Diesmal mit einem Buch, das gut in die Jahreszeit passt: "Mein Wildgarten" von Meir Shalev. Der israelische Schriftsteller hat um sein Haus einen Garten angelegt - mit wilden Blumen, Sträuchern und Bäumen, die er hingebungsvoll hegt und pflegt. Jede Pflanze, die heranwächst, jedes Tier, das ihm im Garten begegnet, löst Gedanken, Erinnerungen, Geschichten über Natur und Kulinarik, Geschichte und Gegenwart, Mensch und Kreatur, Liebe und Literatur aus.

"Dieses Buch", schreibt Meir Shalev, "ist weder ein Gartenratgeber noch ein Lehrbuch für Botanik. Es ist nur eine Sammlung von Notizen über einen Wildgarten und über einen Gärtner, der ihn hegt und pflegt, einen Mann, der recht spät ein Hobby gefunden hat, vielleicht sogar eine neue Liebe".

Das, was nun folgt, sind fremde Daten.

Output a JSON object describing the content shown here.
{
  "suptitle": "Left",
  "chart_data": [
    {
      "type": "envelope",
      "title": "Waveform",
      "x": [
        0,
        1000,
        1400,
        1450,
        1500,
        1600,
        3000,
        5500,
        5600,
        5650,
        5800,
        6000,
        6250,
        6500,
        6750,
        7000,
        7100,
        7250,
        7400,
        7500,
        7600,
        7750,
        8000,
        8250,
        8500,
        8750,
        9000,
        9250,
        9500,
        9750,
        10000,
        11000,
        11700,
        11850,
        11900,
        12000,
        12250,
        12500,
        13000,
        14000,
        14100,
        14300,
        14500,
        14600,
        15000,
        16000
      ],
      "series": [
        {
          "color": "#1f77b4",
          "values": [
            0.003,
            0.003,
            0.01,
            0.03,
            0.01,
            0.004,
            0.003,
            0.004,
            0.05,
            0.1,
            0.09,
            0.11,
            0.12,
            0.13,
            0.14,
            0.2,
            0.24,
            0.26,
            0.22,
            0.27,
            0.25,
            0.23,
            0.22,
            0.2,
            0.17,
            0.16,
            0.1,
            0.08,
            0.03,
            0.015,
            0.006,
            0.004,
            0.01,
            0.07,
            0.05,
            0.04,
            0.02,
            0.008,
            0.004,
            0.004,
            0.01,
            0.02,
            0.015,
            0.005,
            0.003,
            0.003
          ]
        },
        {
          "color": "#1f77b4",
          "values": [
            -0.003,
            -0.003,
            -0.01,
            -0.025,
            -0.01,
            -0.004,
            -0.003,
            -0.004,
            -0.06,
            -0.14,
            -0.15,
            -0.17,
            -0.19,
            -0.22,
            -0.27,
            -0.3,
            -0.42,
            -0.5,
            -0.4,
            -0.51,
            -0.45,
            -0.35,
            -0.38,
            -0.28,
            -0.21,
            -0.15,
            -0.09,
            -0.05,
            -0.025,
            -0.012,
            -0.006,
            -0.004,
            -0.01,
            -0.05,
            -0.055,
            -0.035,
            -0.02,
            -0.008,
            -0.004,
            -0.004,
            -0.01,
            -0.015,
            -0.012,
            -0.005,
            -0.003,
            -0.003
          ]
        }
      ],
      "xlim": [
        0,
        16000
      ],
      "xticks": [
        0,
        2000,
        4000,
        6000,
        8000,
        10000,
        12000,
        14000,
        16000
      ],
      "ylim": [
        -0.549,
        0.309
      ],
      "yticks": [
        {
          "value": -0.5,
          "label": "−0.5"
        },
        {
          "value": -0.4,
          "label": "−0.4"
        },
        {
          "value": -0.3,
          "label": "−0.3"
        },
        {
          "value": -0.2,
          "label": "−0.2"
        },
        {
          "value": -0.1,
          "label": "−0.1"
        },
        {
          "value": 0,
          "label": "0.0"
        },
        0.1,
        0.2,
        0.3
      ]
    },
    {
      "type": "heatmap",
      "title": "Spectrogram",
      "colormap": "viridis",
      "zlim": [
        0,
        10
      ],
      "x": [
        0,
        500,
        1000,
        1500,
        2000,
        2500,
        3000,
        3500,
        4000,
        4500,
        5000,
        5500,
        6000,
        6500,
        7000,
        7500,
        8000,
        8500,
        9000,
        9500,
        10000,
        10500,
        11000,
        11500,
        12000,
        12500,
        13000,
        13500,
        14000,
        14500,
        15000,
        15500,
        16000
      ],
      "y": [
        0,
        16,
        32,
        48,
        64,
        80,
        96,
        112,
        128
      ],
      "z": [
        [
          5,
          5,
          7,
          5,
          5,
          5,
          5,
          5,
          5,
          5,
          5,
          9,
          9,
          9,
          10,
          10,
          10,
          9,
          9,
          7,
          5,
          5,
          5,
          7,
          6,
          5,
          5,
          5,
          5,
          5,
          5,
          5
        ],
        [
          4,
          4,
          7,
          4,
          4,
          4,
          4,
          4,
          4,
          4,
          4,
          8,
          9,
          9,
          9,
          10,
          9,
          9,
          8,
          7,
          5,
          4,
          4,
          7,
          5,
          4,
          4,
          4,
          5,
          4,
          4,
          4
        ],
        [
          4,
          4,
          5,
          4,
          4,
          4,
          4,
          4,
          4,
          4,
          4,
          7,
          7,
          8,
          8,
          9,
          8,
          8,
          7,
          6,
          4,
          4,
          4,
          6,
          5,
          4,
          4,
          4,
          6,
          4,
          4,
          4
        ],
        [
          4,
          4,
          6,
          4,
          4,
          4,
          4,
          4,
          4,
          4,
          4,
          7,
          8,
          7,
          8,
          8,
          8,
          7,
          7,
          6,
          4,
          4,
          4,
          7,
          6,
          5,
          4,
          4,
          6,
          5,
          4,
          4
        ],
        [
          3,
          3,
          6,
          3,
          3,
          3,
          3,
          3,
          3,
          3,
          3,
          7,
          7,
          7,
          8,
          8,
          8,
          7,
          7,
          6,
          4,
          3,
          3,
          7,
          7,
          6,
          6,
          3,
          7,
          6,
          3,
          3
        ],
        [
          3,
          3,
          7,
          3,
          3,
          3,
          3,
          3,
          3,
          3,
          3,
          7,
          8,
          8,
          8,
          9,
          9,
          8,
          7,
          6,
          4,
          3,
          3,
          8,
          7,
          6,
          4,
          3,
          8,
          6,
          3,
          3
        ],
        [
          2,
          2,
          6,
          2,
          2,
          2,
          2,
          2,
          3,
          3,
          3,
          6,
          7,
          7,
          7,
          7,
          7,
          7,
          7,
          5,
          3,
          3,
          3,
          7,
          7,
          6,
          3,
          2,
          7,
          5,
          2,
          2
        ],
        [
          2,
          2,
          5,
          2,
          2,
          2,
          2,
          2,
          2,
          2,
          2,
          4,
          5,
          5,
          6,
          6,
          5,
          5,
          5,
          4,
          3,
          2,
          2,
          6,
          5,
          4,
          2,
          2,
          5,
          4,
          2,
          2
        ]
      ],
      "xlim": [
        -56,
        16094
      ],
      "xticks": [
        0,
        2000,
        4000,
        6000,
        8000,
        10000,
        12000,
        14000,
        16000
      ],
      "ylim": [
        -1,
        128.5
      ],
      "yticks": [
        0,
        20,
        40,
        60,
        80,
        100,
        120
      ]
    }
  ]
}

Shalevs Garten bringt also zweierlei hervor: zum einen Geschichten über das Dasein und dessen Bedingungen. Zum anderen praktische Tipps, etwa über den Umgang mit Blumen und Schädlingen, über das Einlegen von Oliven und Gurken und über die Kunst, einen guten Limoncello herzustellen.